Le Brigate rosse telefonano all'Ansa.
Alla Camera Pietro Ingrao sospende i lavori e annuncia il rapimento di Moro.

In Piazza del Gesù parla ai cronisti il segretario della Democrazia Cristiana Benigno Zaccagnini.

Bettino Craxi,segretario del Partito Socialista: "E' ferita la Repubblica." Enrico Berlinguer,segretario del Partito Comunista: "Era prevedibile." I sindacati proclamano lo sciopero generale. Luciano Lama,segretario della Cgil.

Nella notte, il governo Andreotti ottiene la fiducia. C'è l'appoggio dei comunisti. Andreotti parla in Parlamento.

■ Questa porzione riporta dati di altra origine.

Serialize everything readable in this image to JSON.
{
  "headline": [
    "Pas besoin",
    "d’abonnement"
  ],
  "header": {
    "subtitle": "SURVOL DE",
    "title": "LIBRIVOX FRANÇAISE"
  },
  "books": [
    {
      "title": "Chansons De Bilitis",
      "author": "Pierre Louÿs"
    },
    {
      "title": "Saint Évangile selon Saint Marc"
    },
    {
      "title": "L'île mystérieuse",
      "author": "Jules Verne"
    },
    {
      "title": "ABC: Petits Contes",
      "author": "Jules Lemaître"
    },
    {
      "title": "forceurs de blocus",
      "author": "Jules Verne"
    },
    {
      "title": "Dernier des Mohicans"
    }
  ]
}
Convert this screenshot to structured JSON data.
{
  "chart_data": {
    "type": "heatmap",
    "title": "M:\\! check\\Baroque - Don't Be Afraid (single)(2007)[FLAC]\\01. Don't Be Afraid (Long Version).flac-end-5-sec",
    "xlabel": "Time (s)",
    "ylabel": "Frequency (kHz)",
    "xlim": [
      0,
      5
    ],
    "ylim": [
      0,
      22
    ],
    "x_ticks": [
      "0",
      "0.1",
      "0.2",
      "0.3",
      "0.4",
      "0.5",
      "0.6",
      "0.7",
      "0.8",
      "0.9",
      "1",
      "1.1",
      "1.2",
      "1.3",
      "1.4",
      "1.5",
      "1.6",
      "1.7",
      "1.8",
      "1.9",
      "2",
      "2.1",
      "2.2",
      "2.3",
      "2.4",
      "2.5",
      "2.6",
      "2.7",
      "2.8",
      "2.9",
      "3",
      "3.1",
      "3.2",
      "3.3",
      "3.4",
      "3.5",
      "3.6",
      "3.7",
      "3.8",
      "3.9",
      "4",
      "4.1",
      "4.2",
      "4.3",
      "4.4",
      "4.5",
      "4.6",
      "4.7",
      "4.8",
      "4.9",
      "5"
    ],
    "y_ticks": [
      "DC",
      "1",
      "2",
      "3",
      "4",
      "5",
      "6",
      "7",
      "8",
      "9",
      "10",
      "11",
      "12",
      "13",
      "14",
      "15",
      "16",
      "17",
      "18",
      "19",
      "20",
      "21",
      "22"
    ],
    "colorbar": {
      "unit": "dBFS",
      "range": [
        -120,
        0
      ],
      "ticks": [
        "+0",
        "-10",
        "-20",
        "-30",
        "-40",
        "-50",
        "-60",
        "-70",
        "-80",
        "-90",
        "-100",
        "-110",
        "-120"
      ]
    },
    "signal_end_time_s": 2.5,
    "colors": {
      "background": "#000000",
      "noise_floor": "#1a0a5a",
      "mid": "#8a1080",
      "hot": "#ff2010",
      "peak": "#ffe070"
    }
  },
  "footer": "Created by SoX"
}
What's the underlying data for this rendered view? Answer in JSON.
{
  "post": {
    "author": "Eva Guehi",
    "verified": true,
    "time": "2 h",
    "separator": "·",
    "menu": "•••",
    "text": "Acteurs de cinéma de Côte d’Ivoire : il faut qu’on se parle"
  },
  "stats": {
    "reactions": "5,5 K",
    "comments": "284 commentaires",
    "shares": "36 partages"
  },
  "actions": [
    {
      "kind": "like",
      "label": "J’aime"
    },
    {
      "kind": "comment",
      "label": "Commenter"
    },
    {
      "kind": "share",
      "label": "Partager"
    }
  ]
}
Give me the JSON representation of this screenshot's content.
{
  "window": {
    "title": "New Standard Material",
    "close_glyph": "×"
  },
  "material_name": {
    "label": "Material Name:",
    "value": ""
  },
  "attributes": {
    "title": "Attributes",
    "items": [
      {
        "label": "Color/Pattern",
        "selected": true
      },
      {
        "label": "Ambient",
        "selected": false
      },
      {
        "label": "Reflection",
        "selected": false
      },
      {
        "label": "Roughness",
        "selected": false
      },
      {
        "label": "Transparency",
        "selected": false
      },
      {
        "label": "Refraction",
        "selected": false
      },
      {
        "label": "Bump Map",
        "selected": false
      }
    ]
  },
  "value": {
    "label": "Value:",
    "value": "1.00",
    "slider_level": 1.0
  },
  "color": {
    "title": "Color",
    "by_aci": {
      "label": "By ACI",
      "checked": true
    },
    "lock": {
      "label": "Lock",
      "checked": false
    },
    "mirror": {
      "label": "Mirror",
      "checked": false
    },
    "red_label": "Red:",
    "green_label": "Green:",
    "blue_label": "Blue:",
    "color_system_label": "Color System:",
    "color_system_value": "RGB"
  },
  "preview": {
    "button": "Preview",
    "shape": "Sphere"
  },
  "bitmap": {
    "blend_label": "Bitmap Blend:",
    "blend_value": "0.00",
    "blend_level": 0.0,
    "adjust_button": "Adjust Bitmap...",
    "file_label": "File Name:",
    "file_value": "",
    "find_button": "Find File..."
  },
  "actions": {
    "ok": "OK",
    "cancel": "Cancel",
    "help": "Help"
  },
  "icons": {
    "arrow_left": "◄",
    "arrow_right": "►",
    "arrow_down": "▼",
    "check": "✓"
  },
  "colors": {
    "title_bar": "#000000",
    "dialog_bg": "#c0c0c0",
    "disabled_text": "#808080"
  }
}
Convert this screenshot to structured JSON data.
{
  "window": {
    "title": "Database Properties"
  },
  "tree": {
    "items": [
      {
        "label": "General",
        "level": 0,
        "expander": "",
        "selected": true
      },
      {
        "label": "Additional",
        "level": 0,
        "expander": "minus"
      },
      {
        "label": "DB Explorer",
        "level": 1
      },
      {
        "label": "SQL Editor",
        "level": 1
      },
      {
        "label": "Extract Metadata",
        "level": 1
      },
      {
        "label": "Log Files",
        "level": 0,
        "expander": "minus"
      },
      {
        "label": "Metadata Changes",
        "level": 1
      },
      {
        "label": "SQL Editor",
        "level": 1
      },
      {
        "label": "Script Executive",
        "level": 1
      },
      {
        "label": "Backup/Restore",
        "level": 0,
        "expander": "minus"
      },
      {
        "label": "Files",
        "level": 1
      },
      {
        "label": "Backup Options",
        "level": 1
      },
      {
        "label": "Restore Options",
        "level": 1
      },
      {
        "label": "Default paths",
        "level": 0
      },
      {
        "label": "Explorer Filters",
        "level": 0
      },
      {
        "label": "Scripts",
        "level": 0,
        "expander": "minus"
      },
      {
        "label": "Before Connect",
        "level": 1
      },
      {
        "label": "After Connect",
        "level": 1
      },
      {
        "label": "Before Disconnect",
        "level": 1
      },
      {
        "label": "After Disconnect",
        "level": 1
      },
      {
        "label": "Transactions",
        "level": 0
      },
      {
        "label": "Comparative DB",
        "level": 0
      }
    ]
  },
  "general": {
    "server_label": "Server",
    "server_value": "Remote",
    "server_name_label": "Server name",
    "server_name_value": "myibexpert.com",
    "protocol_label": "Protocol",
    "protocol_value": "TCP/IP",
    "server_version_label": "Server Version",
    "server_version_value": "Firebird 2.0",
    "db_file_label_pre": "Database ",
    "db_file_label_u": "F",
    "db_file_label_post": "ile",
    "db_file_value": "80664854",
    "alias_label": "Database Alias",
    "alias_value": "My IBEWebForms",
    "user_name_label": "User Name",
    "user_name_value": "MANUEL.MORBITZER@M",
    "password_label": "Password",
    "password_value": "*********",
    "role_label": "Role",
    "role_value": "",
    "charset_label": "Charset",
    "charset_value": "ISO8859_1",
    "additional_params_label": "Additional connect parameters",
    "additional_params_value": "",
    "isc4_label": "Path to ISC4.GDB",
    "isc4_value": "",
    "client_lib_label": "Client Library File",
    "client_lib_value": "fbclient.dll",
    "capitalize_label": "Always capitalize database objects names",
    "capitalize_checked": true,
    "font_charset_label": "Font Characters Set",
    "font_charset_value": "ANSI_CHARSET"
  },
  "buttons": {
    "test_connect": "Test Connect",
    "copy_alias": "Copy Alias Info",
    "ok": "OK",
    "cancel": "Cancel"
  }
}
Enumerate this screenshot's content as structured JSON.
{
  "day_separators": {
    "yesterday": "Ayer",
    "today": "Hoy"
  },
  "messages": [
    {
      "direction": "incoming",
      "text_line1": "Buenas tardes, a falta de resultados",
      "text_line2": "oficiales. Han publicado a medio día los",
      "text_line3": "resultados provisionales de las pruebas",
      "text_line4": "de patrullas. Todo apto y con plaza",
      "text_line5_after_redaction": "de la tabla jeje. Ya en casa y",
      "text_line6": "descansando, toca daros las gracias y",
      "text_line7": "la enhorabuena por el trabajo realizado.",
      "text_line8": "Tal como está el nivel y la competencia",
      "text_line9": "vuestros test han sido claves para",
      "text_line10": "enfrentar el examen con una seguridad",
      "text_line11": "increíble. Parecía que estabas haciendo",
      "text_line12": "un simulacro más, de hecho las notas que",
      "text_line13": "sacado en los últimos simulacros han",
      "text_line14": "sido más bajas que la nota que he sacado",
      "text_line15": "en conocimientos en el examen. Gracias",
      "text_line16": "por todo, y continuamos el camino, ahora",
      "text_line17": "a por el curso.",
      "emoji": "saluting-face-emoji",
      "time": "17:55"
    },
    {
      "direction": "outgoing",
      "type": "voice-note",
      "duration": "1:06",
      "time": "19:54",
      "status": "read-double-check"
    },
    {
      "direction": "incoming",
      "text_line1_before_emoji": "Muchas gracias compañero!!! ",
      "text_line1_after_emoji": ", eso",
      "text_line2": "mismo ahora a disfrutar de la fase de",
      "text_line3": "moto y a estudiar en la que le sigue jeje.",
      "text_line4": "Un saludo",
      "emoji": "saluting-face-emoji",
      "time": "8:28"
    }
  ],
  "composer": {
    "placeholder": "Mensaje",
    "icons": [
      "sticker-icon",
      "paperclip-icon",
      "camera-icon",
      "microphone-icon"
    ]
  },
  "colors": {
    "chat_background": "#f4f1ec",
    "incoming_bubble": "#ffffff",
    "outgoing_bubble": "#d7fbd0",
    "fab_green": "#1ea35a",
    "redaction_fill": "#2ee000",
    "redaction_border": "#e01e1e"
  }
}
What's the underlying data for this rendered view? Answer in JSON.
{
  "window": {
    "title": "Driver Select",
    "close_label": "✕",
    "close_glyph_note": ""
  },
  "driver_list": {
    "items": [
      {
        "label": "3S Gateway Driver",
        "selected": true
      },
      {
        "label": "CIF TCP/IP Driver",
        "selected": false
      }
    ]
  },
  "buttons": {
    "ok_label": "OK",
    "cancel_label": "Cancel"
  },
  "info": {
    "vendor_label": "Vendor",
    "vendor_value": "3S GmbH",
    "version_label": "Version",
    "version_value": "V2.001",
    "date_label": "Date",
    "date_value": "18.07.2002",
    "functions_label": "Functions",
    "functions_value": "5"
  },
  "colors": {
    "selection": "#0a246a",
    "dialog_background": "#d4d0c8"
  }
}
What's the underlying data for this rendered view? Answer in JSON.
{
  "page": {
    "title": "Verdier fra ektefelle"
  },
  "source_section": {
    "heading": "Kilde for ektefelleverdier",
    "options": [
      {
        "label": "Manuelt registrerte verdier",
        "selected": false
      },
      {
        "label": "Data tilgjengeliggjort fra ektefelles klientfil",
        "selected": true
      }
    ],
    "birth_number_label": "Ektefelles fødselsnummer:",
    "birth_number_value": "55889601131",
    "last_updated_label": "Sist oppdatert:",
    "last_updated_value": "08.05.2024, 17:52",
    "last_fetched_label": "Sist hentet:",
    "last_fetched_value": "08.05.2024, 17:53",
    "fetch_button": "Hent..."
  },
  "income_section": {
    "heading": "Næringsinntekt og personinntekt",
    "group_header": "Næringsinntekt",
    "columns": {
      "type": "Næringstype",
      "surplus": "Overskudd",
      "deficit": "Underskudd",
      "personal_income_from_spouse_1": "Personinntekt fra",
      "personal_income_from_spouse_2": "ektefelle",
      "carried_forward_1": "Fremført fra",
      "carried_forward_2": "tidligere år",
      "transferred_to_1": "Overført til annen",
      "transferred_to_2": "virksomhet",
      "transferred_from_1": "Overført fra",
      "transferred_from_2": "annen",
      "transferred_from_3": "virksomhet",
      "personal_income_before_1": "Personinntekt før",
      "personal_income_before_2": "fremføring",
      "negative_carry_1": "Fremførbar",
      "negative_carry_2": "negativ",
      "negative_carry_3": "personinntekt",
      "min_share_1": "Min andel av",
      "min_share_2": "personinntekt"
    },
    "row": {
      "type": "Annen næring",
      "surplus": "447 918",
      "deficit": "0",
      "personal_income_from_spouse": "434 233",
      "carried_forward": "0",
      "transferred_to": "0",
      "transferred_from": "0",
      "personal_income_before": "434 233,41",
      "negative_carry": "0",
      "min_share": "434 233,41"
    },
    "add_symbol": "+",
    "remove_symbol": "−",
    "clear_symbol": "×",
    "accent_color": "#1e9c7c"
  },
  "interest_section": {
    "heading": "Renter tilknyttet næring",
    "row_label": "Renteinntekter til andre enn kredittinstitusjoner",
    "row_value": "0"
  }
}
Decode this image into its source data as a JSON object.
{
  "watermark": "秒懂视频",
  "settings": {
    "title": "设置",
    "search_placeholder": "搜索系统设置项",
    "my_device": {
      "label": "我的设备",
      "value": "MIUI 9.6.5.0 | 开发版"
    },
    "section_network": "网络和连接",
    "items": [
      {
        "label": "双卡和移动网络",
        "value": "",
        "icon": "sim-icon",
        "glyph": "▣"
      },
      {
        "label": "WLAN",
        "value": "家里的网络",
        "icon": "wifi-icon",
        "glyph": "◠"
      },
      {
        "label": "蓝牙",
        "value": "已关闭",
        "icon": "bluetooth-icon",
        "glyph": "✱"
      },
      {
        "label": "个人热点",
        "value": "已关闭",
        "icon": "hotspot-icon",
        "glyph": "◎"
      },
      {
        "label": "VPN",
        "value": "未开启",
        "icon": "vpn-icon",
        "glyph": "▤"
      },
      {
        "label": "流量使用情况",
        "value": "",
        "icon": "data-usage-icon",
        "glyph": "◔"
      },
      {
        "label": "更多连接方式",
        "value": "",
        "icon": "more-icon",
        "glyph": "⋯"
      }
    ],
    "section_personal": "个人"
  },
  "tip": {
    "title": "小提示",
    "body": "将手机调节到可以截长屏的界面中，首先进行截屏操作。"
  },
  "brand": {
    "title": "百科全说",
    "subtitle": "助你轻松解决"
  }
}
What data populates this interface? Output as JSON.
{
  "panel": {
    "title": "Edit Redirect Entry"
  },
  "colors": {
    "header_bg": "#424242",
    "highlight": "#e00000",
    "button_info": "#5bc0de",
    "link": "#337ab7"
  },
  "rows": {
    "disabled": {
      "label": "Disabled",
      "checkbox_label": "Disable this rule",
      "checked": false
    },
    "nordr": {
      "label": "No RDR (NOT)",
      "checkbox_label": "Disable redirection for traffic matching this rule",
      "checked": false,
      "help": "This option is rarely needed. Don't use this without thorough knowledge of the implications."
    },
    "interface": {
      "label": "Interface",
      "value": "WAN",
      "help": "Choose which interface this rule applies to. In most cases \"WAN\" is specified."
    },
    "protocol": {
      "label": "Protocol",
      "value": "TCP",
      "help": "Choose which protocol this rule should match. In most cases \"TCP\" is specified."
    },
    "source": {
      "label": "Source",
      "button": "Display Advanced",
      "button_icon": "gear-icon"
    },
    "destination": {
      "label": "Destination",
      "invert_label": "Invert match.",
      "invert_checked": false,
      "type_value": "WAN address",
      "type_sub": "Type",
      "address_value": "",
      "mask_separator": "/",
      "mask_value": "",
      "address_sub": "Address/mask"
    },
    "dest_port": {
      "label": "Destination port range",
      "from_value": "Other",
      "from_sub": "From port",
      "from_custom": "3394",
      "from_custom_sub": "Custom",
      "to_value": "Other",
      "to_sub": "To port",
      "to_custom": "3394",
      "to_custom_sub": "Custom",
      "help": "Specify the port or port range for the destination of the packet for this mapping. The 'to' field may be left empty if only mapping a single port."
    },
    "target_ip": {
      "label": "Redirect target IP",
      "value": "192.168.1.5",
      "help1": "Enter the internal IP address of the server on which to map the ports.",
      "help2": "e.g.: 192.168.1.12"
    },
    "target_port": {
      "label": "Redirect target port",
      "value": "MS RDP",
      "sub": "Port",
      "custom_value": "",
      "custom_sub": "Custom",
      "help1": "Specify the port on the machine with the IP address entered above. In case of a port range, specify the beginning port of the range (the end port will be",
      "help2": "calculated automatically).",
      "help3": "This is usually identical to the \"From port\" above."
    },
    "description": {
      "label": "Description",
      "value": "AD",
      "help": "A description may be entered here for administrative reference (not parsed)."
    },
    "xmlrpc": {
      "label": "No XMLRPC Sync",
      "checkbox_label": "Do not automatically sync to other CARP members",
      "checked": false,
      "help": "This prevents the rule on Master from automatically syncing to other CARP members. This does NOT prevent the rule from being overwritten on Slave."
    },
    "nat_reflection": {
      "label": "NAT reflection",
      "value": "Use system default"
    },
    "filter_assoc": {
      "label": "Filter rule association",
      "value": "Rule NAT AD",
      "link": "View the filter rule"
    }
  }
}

Moro resta sequestrato 55 giorni, dal 16 marzo al 9 maggio 1978.
Le Brigate Rosse emettono nove comunicati.
Il partito della fermezza è formato essenzialmente dal blocco di Governo, nato dal compromesso storico tra Democrazia Cristiana e Partito Comunista.
Il Partito socialista si smarca e avvia una trattativa .
Gli apparati dello Stato collezionano un numero notevole di depistaggi, alcuni gravi come la mancata perquisizione dell'appartamento brigatista di via Gradoli e il finto comunicato brigatista con cui si annuncia la morte prematura di Moro.
Siamo all'epilogo della triste fine di Moro.
Il 30 aprile, Mario Moretti telefona alla famiglia Moro.

Il 9 maggio 1978.
Il corpo di Moro è rannicchiato nel bagagliaio dell'auto.
Via Caetani sta a due passi da Botteghe Oscure e Piazza del Gesù.
Un cadavere offerto sul sacrario del compromesso storico.
Un affronto alle istituzioni del Paese,al sistema dei partiti,alla vita civile e democratica. Moro muore nei giorni del Governo di unità nazionale. La famiglia rifiuta manifestazioni pubbliche,funerali di Stato,nessun lutto o medaglia alla memoria. Rimane nel suo doloroso silenzio. Perché sulla vita e sulla morte di Aldo Moro possa giudicare solo la Storia.